Es finden sich doch die verschiedensten Meinungen, die man möglicherweise zusammenführen kann. Da wäre zum einen die zeitgemäße Lösung einer Metadatenbank im Internet. Aber auch eine gedruckte Version hat Ihre Anhänger. Wie war das doch mit dem Daumen, wenn man verschiedene Sachen miteinander vergleichen will?

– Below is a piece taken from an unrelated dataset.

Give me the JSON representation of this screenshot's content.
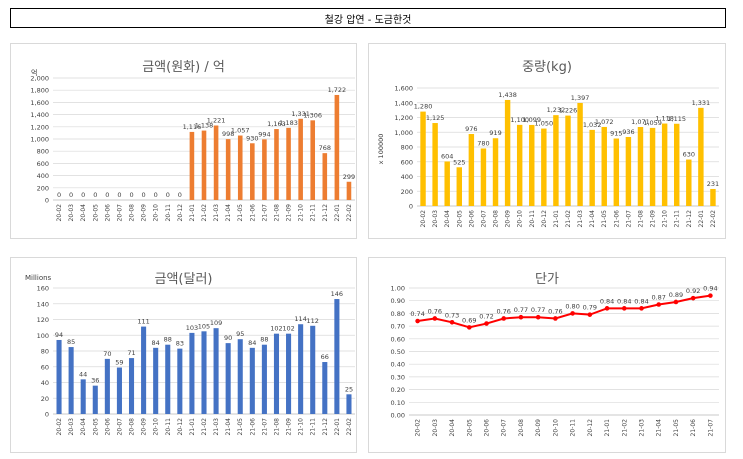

Ich persönlich bevorzuge die Version, welche "taigawirbel" schonmal ins Gespräch geracht hat - eine Loseblattsammlung. Diese hat sich bei vielen technischen Lösungen bewährt und sollte hier mit in Betracht gezogen werden. Vorteile wären das "Nachrüsten" von fehlenden Informationen, ohne alles neuzudrucken und auch das Korregieren von eventuellen Fehlern wäre deutlich kostengünstiger und umweltbewußter. Zu dem könnte jeder Sammler nur das "abonieren", was er wirklich benötigt. Sollte sich das Sammelinteresse ausweiten, ist auch die Infoquelle ausweitbar (elektronisch, wie gedruckt).
Ich möchte das mal an einem tollen Beispiel festmachen: persönlich sammle ich die russischen 10 Rubel und beziehe meine Infos von der Internetseite cbr.ru. Dort wird jede neue russische Münze mit einer Seite vorgestellt - so kann ich mir zeitnah eine Art eigenen Katalog zusammenstellen (meine Wahl in elektronischer oder gedruckter Version). Zum Jahresende bringt die Staatliche Münze einen jährlichen Katalog-Nachtrag heraus. Dieser hat eine ansprechende Form und kann im Buchhandel käuflich erworben werden.
Nun kommt es, dass ich noch weitere Münzen sammle, so z.B. die des Landes Kirgistan. Der Zufall will es, dass beide Länder (Kirgistan und Russland) an einem gemeinsamen Münzprojekt arbeiten (Thema EurAsES). Wenn ich nun meine Sammlung der russischen Münzen um die Exemplare zum Themea EurAsES erweitern möchte, kann ich meine Informationen schnell aus dem Internet beziehen und auch im Druckexemplar sind diese enthalten.
Ich gebe hier allen Recht, die der Meinung sind, eine Eingabe der Metadaten in eine entsprechende Datenbank sei ein hoher Aufwand, der eigentlich nicht honoriert wird. Aber hier im Forum sind die Interessen so vielfälltig, dass sich sicher für verschiedene Gebiete Hilfsbereite finden werden, die auf ihrem "Spezialgebiet" gern einige Daten in eine vorgefertigte Datenbank eintippen. So verteilt sich die Unmenge an Arbeit auf viele Schultern und ich denke jeder wird gern seine Kenntnisse allen zur Verfügung stellen, was die meisten hier im Forum ja bereits durch Fragen und Antworten tun.
Ich würde mich an dieser Stelle sofort bereit erklären die Länder Kirgistan und Tadschikistan zu betreuen. Auch wäre eine Mitarbeit bei Russland denkbar, wobei ich annehme, dass es hier intensivere Russland-Sammler und vor allem Russland-Kenner gibt.